Magnuson and Wright expect that Vanderbilt will also play a prominent role in engineering new mouse models, important for the study of pancreas formation and diabetes. Vanderbilt investigators have made particular strides in using site-specific recombinases to generate tissue specific gene knockouts and to even target DNA fragments back into specific locations of a gene. “We’re in a really good situation with respect to methodologies and technologies for manipulating the mouse genome because of the efforts that have gone into building multiple outstanding core facilities such as the Transgenic/ES Cell Shared Resource,” Magnuson said.
Translation of diabetes research findings into improved patient care has an exciting track record, internationally and at Vanderbilt, and a promising future, according to Dr. Steven G. Gabbe, dean of the School of Medicine.
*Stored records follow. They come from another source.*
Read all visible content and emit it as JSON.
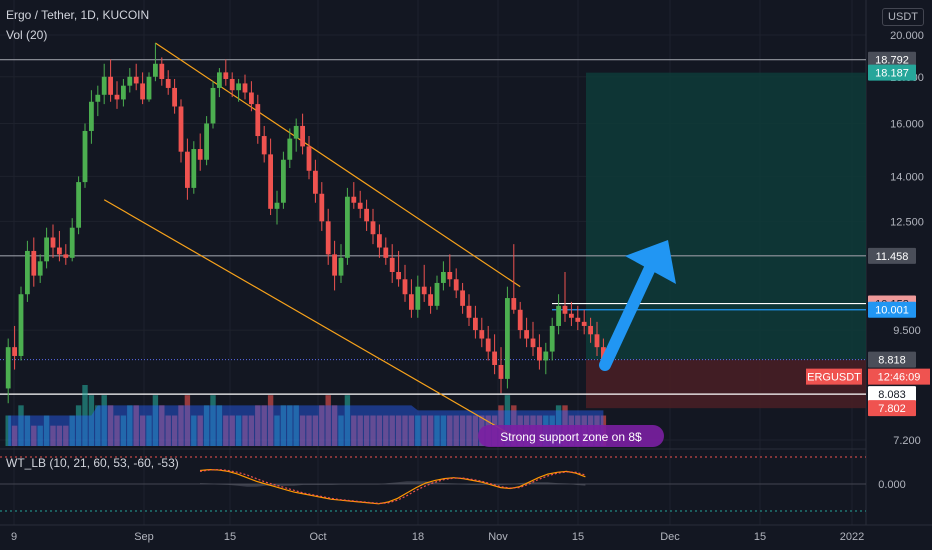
{
  "header": {
    "title": "Ergo / Tether, 1D, KUCOIN",
    "volume_label": "Vol (20)",
    "indicator_label": "WT_LB (10, 21, 60, 53, -60, -53)",
    "currency": "USDT"
  },
  "colors": {
    "bg": "#131722",
    "grid": "#1e222d",
    "up": "#26a69a",
    "up_candle": "#4caf50",
    "down": "#ef5350",
    "channel": "#f7a21b",
    "arrow": "#2196f3",
    "target_zone": "#0e3b38",
    "stop_zone": "#4a1f25",
    "text": "#b2b5be",
    "white_line": "#ffffff",
    "gray_line": "#9598a1"
  },
  "chart_data": {
    "type": "candlestick",
    "title": "Ergo / Tether, 1D, KUCOIN",
    "x_ticks": [
      "9",
      "Sep",
      "15",
      "Oct",
      "18",
      "Nov",
      "15",
      "Dec",
      "15",
      "2022"
    ],
    "y_ticks": [
      20.0,
      18.0,
      16.0,
      14.0,
      12.5,
      9.5,
      7.2
    ],
    "y_scale": "log",
    "ylim": [
      7.0,
      21.0
    ],
    "price_levels": [
      {
        "label": "18.792",
        "value": 18.792,
        "style": "gray-line"
      },
      {
        "label": "18.187",
        "value": 18.187,
        "style": "target"
      },
      {
        "label": "11.458",
        "value": 11.458,
        "style": "gray-line"
      },
      {
        "label": "10.158",
        "value": 10.158,
        "style": "entry-high"
      },
      {
        "label": "10.001",
        "value": 10.001,
        "style": "entry"
      },
      {
        "label": "8.818",
        "value": 8.818,
        "style": "last"
      },
      {
        "label": "8.083",
        "value": 8.083,
        "style": "white-line"
      },
      {
        "label": "7.802",
        "value": 7.802,
        "style": "stop"
      }
    ],
    "symbol_tag": "ERGUSDT",
    "countdown": "12:46:09",
    "last_price": 8.818,
    "annotation": "Strong support zone on 8$",
    "candles": [
      [
        8.2,
        9.3,
        7.9,
        9.1
      ],
      [
        9.1,
        9.6,
        8.6,
        8.9
      ],
      [
        8.9,
        10.6,
        8.8,
        10.4
      ],
      [
        10.4,
        11.9,
        10.2,
        11.6
      ],
      [
        11.6,
        12.0,
        10.6,
        10.9
      ],
      [
        10.9,
        11.5,
        10.7,
        11.3
      ],
      [
        11.3,
        12.3,
        11.1,
        12.0
      ],
      [
        12.0,
        12.4,
        11.4,
        11.7
      ],
      [
        11.7,
        12.2,
        11.3,
        11.5
      ],
      [
        11.5,
        11.8,
        11.2,
        11.4
      ],
      [
        11.4,
        12.6,
        11.3,
        12.3
      ],
      [
        12.3,
        14.0,
        12.1,
        13.8
      ],
      [
        13.8,
        16.0,
        13.6,
        15.7
      ],
      [
        15.7,
        17.4,
        15.2,
        16.9
      ],
      [
        16.9,
        17.6,
        16.3,
        17.2
      ],
      [
        17.2,
        18.6,
        16.8,
        18.0
      ],
      [
        18.0,
        18.8,
        16.9,
        17.2
      ],
      [
        17.2,
        17.8,
        16.6,
        17.0
      ],
      [
        17.0,
        17.9,
        16.7,
        17.6
      ],
      [
        17.6,
        18.4,
        17.3,
        18.0
      ],
      [
        18.0,
        18.6,
        17.4,
        17.7
      ],
      [
        17.7,
        18.2,
        16.8,
        17.0
      ],
      [
        17.0,
        18.2,
        16.9,
        18.0
      ],
      [
        18.0,
        19.6,
        17.8,
        18.6
      ],
      [
        18.6,
        18.9,
        17.6,
        17.9
      ],
      [
        17.9,
        18.3,
        17.2,
        17.5
      ],
      [
        17.5,
        17.9,
        16.4,
        16.7
      ],
      [
        16.7,
        17.0,
        14.5,
        14.9
      ],
      [
        14.9,
        15.4,
        13.2,
        13.6
      ],
      [
        13.6,
        15.3,
        13.4,
        15.0
      ],
      [
        15.0,
        15.6,
        14.2,
        14.6
      ],
      [
        14.6,
        16.3,
        14.4,
        16.0
      ],
      [
        16.0,
        17.8,
        15.8,
        17.5
      ],
      [
        17.5,
        18.4,
        17.1,
        18.2
      ],
      [
        18.2,
        18.8,
        17.6,
        17.9
      ],
      [
        17.9,
        18.2,
        17.1,
        17.4
      ],
      [
        17.4,
        17.9,
        16.9,
        17.7
      ],
      [
        17.7,
        18.1,
        17.0,
        17.3
      ],
      [
        17.3,
        17.8,
        16.5,
        16.8
      ],
      [
        16.8,
        17.2,
        15.2,
        15.5
      ],
      [
        15.5,
        15.9,
        14.5,
        14.8
      ],
      [
        14.8,
        15.4,
        12.7,
        12.9
      ],
      [
        12.9,
        13.5,
        12.4,
        13.1
      ],
      [
        13.1,
        14.9,
        12.9,
        14.6
      ],
      [
        14.6,
        15.8,
        14.3,
        15.4
      ],
      [
        15.4,
        16.2,
        14.9,
        15.9
      ],
      [
        15.9,
        16.4,
        14.8,
        15.1
      ],
      [
        15.1,
        15.5,
        13.9,
        14.2
      ],
      [
        14.2,
        14.6,
        13.1,
        13.4
      ],
      [
        13.4,
        13.8,
        12.2,
        12.5
      ],
      [
        12.5,
        12.9,
        11.2,
        11.5
      ],
      [
        11.5,
        11.9,
        10.5,
        10.9
      ],
      [
        10.9,
        11.8,
        10.7,
        11.4
      ],
      [
        11.4,
        13.6,
        11.2,
        13.3
      ],
      [
        13.3,
        13.8,
        12.9,
        13.1
      ],
      [
        13.1,
        13.5,
        12.6,
        12.9
      ],
      [
        12.9,
        13.2,
        12.2,
        12.5
      ],
      [
        12.5,
        12.9,
        11.8,
        12.1
      ],
      [
        12.1,
        12.4,
        11.4,
        11.7
      ],
      [
        11.7,
        12.0,
        11.2,
        11.4
      ],
      [
        11.4,
        11.8,
        10.7,
        11.0
      ],
      [
        11.0,
        11.6,
        10.6,
        10.8
      ],
      [
        10.8,
        11.2,
        10.2,
        10.4
      ],
      [
        10.4,
        10.8,
        9.8,
        10.0
      ],
      [
        10.0,
        10.9,
        9.8,
        10.6
      ],
      [
        10.6,
        11.2,
        10.2,
        10.4
      ],
      [
        10.4,
        10.6,
        9.9,
        10.1
      ],
      [
        10.1,
        10.9,
        10.0,
        10.7
      ],
      [
        10.7,
        11.3,
        10.5,
        11.0
      ],
      [
        11.0,
        11.5,
        10.6,
        10.8
      ],
      [
        10.8,
        11.1,
        10.3,
        10.5
      ],
      [
        10.5,
        10.7,
        9.9,
        10.1
      ],
      [
        10.1,
        10.4,
        9.6,
        9.8
      ],
      [
        9.8,
        10.1,
        9.3,
        9.5
      ],
      [
        9.5,
        9.8,
        9.1,
        9.3
      ],
      [
        9.3,
        9.6,
        8.8,
        9.0
      ],
      [
        9.0,
        9.4,
        8.5,
        8.7
      ],
      [
        8.7,
        9.1,
        8.1,
        8.4
      ],
      [
        8.4,
        10.6,
        8.2,
        10.3
      ],
      [
        10.3,
        11.8,
        9.9,
        10.0
      ],
      [
        10.0,
        10.2,
        9.3,
        9.5
      ],
      [
        9.5,
        9.8,
        9.1,
        9.3
      ],
      [
        9.3,
        9.7,
        8.9,
        9.1
      ],
      [
        9.1,
        9.4,
        8.6,
        8.8
      ],
      [
        8.8,
        9.2,
        8.5,
        9.0
      ],
      [
        9.0,
        9.8,
        8.8,
        9.6
      ],
      [
        9.6,
        10.4,
        9.4,
        10.1
      ],
      [
        10.1,
        11.0,
        9.7,
        9.9
      ],
      [
        9.9,
        10.2,
        9.6,
        9.8
      ],
      [
        9.8,
        10.1,
        9.5,
        9.7
      ],
      [
        9.7,
        10.0,
        9.4,
        9.6
      ],
      [
        9.6,
        9.8,
        9.2,
        9.4
      ],
      [
        9.4,
        9.7,
        8.9,
        9.1
      ],
      [
        9.1,
        9.3,
        8.6,
        8.8
      ]
    ],
    "volumes": [
      3,
      2,
      4,
      3,
      2,
      2,
      3,
      2,
      2,
      2,
      3,
      4,
      6,
      5,
      4,
      5,
      4,
      3,
      3,
      4,
      4,
      3,
      3,
      5,
      4,
      3,
      3,
      4,
      5,
      3,
      3,
      4,
      5,
      4,
      3,
      3,
      3,
      3,
      3,
      4,
      4,
      5,
      3,
      4,
      4,
      4,
      3,
      3,
      3,
      4,
      5,
      4,
      3,
      5,
      3,
      3,
      3,
      3,
      3,
      3,
      3,
      3,
      3,
      3,
      3,
      3,
      3,
      3,
      3,
      3,
      3,
      3,
      3,
      3,
      3,
      3,
      3,
      4,
      5,
      4,
      3,
      3,
      3,
      3,
      3,
      3,
      4,
      4,
      3,
      3,
      3,
      3,
      3,
      3
    ],
    "volume_ma": [
      3,
      3,
      3,
      3,
      3,
      3,
      3,
      3,
      3,
      3,
      3,
      3,
      3,
      3,
      4,
      4,
      4,
      4,
      4,
      4,
      4,
      4,
      4,
      4,
      4,
      4,
      4,
      4,
      4,
      4,
      4,
      4,
      4,
      4,
      4,
      4,
      4,
      4,
      4,
      4,
      4,
      4,
      4,
      4,
      4,
      4,
      4,
      4,
      4,
      4,
      4,
      4,
      4,
      4,
      4,
      4,
      4,
      4,
      4,
      4,
      4,
      4,
      4,
      4,
      3.5,
      3.5,
      3.5,
      3.5,
      3.5,
      3.5,
      3.5,
      3.5,
      3.5,
      3.5,
      3.5,
      3.5,
      3.5,
      3.5,
      3.5,
      3.5,
      3.5,
      3.5,
      3.5,
      3.5,
      3.5,
      3.5,
      3.5,
      3.5,
      3.5,
      3.5,
      3.5,
      3.5,
      3.5,
      3.5
    ],
    "channel": {
      "upper": [
        [
          23,
          19.6
        ],
        [
          80,
          10.6
        ]
      ],
      "lower": [
        [
          15,
          13.2
        ],
        [
          80,
          7.2
        ]
      ]
    },
    "indicator": {
      "y_ticks": [
        0.0
      ],
      "wt1": [
        30,
        32,
        31,
        28,
        22,
        14,
        6,
        0,
        -6,
        -12,
        -18,
        -22,
        -26,
        -30,
        -34,
        -36,
        -38,
        -40,
        -42,
        -44,
        -40,
        -32,
        -20,
        -8,
        2,
        8,
        12,
        14,
        12,
        8,
        4,
        -2,
        -8,
        -10,
        -6,
        4,
        14,
        22,
        26,
        28,
        24,
        16
      ],
      "wt2": [
        28,
        31,
        32,
        30,
        26,
        20,
        12,
        4,
        -2,
        -8,
        -14,
        -20,
        -24,
        -28,
        -32,
        -35,
        -37,
        -39,
        -41,
        -43,
        -42,
        -36,
        -26,
        -14,
        -4,
        4,
        10,
        13,
        13,
        10,
        6,
        0,
        -6,
        -9,
        -8,
        0,
        10,
        18,
        24,
        27,
        26,
        20
      ]
    }
  }
}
“Since the discovery of insulin in 1921, great strides have been made in our efforts to normalize blood glucose in individuals with diabetes mellitus, including blood glucose meters, new insulins, and insulin pumps,” Gabbe said. “At Vanderbilt, we are committed to providing the most advanced level of care for our patients with diabetes now and in the future. In the near future, that includes the creation of a multi-disciplinary Diabetes Treatment Center. And, hopefully, in the not-too-distant future, through the efforts of Drs. Magnuson, Stein, Wright, and Piston and the Beta Cell Biology Consortium, offering a cure through beta cell transplantation.”